Michael Sabia, sous-ministre des Finances, a souligné lors de la conférence sur les perspectives économiques de la semaine dernière que « ce modèle de croissance distribue les bénéfices économiques différemment qu’une expansion centrée sur la technologie. » La répartition géographique des bénéfices s’étend au-delà de Toronto, Montréal et Vancouver vers des centres manufacturiers régionaux plus petits.
Les critiques, cependant, remettent en question la durabilité d’une reprise construite sur ces fondations. Alexandre Leclerc du Forum d’économie progressiste souligne que « les dépenses de défense ne créent pas les mêmes retombées d’innovation que les secteurs à forte intensité de recherche, » et s’inquiète des implications à long terme sur la productivité.

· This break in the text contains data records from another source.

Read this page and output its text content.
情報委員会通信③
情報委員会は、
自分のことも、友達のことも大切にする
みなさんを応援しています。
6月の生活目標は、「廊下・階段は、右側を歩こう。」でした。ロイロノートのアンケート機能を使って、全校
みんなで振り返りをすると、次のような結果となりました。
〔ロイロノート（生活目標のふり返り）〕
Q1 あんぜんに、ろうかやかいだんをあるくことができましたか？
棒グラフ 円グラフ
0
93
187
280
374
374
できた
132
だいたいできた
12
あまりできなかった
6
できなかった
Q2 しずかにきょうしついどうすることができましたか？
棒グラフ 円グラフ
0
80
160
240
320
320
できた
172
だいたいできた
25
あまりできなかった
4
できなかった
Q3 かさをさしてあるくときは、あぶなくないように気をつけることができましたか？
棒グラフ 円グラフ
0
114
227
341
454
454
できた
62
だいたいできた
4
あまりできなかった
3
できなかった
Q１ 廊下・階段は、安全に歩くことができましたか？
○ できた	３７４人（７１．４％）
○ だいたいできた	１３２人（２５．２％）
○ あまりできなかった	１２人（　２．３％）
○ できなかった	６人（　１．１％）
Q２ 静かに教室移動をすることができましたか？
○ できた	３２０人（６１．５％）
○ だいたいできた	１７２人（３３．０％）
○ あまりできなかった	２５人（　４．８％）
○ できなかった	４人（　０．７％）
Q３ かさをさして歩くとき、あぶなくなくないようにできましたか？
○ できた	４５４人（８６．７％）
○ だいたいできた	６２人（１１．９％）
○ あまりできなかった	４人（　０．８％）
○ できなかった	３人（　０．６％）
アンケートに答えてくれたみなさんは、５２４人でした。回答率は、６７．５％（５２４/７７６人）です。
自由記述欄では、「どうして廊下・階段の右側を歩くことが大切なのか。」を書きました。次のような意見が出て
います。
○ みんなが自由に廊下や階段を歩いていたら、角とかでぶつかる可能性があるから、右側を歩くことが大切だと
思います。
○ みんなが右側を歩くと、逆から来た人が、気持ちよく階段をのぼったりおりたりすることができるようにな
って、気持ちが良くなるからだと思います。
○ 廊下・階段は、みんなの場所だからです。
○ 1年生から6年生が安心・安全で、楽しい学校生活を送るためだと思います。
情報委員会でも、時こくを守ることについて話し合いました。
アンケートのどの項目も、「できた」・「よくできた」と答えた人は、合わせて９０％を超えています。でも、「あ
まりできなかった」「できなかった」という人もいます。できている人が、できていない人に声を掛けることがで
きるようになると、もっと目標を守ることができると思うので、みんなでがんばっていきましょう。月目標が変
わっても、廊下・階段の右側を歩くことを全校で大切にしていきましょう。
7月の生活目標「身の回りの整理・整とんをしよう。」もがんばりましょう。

La composante logement apporte ses propres contradictions. Bien que la construction stimule les chiffres du PIB, la crise persistante d’abordabilité continue de peser sur les finances des ménages. Le prix moyen d’un logement dans les grands centres urbains reste 8,7 fois supérieur au revenu médian des ménages, bien au-dessus des normes historiques.
Les facteurs mondiaux jouent également dans ce récit économique. Les tensions géopolitiques croissantes ont incité les membres de l’OTAN, y compris le Canada, à accélérer leurs engagements en matière de défense. Pendant ce temps, les objectifs d’immigration ont maintenu la pression pour l’expansion du logement malgré des taux d’intérêt élevés qui refroidiraient normalement la construction.
Ce qui rend cette reprise particulièrement intéressante, c’est son contraste avec les cycles précédents. Plutôt que d’être menée par l’extraction des ressources ou les services financiers – moteurs économiques historiques canadiens – cette croissance se concentre sur l’infrastructure physique et les priorités de sécurité.
« Nous construisons essentiellement une résilience nationale, » explique Samira Bégin, directrice au Centre des alternatives politiques. « Intentionnellement ou non, le Canada investit dans des actifs tangibles en période d’incertitude mondiale. »
La question qui se pose maintenant aux décideurs est de savoir s’il faut s’appuyer sur ce modèle ou tenter de diversifier. Le ministre de l’Innovation, François-Philippe Champagne, a récemment signalé son soutien à cette approche équilibrée, annonçant de nouvelles initiatives pour renforcer la fabrication nationale tout en maintenant les engagements envers le développement de l’économie numérique.
Pour les investisseurs et les chefs d’entreprise, le message est clair : le paysage économique canadien change. Les entreprises positionnées à l’intersection de l’infrastructure physique, de la sécurité et de la durabilité pourraient bénéficier de vents favorables inattendus.
À l’approche de l’hiver et du ralentissement naturel de la construction, les économistes surveilleront attentivement si cet élan se maintient. Les contrats de défense s’étendent généralement sur plusieurs trimestres, assurant une certaine stabilité, mais le logement reste vulnérable aux tendances saisonnières et aux décisions sur les taux d’intérêt.
Ce qui semble certain, c’est que l’histoire de la reprise du Canada a pris un tournant inattendu – qui défie la sagesse conventionnelle sur le développement économique moderne. En privilégiant le concret sur le numérique, du moins pour l’instant, le Canada se prémunit peut-être contre la volatilité qui a caractérisé une grande partie de l’économie mondiale ces dernières années.
Reste à voir si cela représente une déviation temporaire ou un changement plus fondamental dans l’identité économique du Canada. Mais pour l’instant, les grues continuent de s’élever et les usines continuent de bourdonner.